The dancing and singing at Samakmak starts around 12:30 or 1 am. The orchestra’s violinist begins and then Zizi comes out for a welcome dance. Zizi, a famous Alexandrian belly dancer, now dons the veil after not wearing it in her youth, but in pants and a shirt, she retains the magic and charisma of her old performing days. Zizi dances on stage with folk singer Adaweya.

“The Samakmak chain, with branches on the north coast, in Alexandria, and in Mohandiseen, was financed for Zizi by her husband,” says Samir, a regular at the restaurant’s cabaret. In any case, Zizi’s attachment to the venue is apparent, as she constantly bustles around telling people what to do and getting on stage sending her tahiyas (welcomes) to celebrities, singers, actors and directors in the crowd.
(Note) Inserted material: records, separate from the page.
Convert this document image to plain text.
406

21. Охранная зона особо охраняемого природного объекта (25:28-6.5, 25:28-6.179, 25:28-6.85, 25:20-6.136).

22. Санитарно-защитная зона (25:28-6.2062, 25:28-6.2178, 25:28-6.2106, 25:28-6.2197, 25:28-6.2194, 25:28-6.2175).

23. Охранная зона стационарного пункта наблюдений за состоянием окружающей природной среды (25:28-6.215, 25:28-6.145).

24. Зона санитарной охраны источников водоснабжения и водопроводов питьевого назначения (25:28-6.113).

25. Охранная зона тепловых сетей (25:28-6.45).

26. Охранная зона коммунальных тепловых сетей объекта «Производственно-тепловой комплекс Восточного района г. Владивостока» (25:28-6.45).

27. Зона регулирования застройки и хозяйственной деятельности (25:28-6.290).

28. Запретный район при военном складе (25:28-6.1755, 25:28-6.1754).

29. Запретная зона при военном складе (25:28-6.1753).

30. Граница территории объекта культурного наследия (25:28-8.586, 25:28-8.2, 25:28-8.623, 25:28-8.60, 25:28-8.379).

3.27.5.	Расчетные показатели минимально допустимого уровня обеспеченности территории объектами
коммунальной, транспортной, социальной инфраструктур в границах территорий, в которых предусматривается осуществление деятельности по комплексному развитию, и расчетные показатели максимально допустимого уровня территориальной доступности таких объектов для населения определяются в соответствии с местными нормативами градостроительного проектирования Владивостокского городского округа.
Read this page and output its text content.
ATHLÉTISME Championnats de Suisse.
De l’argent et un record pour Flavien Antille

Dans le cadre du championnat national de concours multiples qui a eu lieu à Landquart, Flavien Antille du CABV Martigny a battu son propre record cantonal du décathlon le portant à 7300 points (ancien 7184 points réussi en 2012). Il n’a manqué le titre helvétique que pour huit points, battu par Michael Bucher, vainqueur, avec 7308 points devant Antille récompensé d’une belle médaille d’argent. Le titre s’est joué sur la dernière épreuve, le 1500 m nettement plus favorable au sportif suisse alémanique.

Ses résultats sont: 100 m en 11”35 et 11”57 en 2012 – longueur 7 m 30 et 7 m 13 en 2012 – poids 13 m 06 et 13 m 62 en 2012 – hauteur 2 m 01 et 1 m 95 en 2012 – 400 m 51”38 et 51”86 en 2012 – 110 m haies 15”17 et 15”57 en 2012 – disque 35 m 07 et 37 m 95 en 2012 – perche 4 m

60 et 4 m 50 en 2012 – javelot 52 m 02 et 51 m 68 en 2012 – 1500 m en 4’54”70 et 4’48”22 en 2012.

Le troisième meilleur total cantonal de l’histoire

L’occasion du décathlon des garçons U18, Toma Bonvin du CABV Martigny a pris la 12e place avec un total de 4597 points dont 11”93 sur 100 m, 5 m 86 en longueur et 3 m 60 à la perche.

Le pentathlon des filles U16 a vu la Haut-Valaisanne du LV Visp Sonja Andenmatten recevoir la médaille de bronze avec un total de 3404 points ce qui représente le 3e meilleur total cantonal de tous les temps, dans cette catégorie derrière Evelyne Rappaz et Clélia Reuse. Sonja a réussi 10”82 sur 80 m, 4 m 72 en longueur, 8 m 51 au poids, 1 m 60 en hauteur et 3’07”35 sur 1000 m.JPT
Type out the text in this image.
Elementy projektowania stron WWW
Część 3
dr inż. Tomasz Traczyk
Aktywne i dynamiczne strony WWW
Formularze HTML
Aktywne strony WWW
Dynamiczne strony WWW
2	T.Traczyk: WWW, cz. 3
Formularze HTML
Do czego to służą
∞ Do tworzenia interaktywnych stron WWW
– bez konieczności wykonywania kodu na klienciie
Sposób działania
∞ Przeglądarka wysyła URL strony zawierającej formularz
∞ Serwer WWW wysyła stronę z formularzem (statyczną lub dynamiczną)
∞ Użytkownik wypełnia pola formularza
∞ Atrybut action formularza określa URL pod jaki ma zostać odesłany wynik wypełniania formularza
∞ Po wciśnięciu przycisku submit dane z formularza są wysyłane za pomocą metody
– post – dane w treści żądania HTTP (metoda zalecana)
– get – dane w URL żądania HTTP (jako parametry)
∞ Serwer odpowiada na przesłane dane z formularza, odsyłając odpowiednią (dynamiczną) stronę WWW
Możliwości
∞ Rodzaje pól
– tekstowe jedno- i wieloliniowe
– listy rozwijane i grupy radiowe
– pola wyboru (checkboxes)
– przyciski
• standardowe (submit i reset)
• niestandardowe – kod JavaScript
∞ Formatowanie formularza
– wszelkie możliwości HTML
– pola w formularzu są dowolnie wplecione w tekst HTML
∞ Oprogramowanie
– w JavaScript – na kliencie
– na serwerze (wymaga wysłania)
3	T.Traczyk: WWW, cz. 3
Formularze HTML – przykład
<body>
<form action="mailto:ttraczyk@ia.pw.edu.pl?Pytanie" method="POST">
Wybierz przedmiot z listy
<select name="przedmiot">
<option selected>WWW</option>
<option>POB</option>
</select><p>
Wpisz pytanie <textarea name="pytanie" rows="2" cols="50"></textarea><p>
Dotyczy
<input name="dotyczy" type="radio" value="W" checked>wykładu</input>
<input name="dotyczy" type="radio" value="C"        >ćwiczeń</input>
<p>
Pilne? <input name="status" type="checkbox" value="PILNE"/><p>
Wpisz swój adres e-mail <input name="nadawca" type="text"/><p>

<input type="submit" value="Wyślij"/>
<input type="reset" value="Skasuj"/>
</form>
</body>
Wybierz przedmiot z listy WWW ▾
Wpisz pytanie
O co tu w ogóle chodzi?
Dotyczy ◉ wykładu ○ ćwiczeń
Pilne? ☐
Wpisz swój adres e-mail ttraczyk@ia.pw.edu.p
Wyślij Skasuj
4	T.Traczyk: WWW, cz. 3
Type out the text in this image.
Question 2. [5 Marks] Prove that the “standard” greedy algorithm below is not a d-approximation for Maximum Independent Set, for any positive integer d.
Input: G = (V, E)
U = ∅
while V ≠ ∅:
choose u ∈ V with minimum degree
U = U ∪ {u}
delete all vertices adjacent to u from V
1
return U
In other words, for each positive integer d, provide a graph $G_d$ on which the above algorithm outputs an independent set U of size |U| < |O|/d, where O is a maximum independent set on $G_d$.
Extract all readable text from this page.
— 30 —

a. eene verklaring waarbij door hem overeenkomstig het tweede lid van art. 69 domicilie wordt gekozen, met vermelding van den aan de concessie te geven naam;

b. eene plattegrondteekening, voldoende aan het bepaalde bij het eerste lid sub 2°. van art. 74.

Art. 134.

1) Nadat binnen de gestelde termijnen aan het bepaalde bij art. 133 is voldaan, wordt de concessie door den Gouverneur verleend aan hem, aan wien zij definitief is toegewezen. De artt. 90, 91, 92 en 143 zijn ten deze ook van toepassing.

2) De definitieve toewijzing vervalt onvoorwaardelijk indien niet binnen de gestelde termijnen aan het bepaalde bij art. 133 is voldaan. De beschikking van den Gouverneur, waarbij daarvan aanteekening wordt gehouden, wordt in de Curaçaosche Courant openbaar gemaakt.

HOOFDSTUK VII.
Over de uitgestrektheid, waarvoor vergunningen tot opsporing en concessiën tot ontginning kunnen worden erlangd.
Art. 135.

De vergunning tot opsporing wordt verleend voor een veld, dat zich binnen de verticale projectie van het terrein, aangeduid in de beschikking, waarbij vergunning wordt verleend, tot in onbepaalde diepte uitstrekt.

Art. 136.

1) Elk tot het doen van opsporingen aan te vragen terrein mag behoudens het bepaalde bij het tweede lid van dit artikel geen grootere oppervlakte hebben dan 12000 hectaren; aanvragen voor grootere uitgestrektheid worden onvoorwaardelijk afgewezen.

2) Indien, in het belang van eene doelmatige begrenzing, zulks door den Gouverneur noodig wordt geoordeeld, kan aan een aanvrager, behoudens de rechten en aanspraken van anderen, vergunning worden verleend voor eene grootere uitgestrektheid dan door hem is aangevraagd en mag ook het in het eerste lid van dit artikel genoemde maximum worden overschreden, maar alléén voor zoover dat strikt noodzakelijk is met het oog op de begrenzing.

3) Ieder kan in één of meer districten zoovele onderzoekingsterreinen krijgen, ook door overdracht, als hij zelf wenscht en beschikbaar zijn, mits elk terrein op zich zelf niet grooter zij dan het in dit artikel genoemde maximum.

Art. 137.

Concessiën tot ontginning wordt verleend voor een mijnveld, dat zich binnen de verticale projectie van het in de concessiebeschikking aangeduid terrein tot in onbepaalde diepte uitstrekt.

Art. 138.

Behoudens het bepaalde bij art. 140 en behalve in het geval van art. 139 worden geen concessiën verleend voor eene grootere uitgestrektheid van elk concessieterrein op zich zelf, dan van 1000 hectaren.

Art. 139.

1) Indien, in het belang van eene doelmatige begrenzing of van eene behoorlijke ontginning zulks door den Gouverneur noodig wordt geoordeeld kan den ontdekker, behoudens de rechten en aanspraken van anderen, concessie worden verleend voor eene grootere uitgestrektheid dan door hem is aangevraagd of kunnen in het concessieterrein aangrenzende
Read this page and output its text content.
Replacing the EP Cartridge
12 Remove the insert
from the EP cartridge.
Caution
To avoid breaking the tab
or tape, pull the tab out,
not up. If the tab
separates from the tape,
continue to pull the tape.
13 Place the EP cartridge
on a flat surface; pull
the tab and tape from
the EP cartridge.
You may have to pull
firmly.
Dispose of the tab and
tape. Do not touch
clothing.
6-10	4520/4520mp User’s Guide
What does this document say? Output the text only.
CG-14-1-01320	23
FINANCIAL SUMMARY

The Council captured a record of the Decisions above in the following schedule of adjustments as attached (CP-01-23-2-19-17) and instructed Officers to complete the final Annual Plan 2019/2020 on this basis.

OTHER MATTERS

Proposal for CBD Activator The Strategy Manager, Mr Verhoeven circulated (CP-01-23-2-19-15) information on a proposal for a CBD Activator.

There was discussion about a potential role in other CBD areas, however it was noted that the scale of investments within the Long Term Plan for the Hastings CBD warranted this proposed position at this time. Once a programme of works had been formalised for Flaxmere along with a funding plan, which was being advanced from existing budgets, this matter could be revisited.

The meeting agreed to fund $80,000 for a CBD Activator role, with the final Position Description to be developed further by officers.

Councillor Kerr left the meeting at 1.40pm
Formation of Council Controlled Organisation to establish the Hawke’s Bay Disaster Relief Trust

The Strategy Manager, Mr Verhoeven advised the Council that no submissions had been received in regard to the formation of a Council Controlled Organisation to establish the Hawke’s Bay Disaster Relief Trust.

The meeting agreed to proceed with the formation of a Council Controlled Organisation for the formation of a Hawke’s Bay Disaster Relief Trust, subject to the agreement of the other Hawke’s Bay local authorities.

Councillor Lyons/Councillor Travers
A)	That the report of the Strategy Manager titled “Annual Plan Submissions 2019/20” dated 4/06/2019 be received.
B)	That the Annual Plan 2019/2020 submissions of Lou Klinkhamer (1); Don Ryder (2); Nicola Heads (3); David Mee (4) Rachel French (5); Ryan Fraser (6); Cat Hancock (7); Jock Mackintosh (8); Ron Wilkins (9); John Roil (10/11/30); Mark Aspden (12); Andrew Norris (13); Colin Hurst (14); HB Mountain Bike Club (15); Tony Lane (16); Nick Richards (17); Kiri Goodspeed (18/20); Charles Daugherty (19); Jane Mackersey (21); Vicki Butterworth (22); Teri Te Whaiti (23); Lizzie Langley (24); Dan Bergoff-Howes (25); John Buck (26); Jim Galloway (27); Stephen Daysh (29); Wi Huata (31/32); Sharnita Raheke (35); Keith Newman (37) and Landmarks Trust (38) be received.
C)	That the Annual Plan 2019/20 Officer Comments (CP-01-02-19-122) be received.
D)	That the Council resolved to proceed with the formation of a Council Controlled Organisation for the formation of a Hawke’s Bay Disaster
“I have to pass through here at least once a summer,” says Sarah, 28. “It’s the north coast’s best kept secret.”

Reserving at Samakmak requires stopping by the venue itself, located just across from the Long Beach compound on the Sahel road. The venue itself is a bit off-putting: the chairs and tables are dingy and the restaurant includes a main building for ordering fish and choosing from the fish display. Outside, the seating for the restaurant and cabaret is located next to a small mosque – seriously.

The cabaret’s entertainment lasts from 12-5:30 am – when Muslims break for dawn prayers – and has on occasion continued on after prayers are finished. Belly dancers from the crowd and hired by the venue dance numbers on stage and many singers take the microphone for a song or two throughout the night. Around 4 am, Zizi often takes the stage and dances while singing a selection of songs written specifically for her. Each song is heavily laden with sexual innuendo and the crowd sings along loudly through the choruses.

The minimum charge at Samakmak’s cabaret is LE120; this occasionally serves as an entrance fee. Bring your own alcohol, as Samakmak does not charge corkage and only serves soft drinks and beer. Needless to say, the fish is pretty tasty as well – the seafood pasta and the fried calamari are highlights – but when the place gets rowdy, you will have to keep after the waiters to actually get served.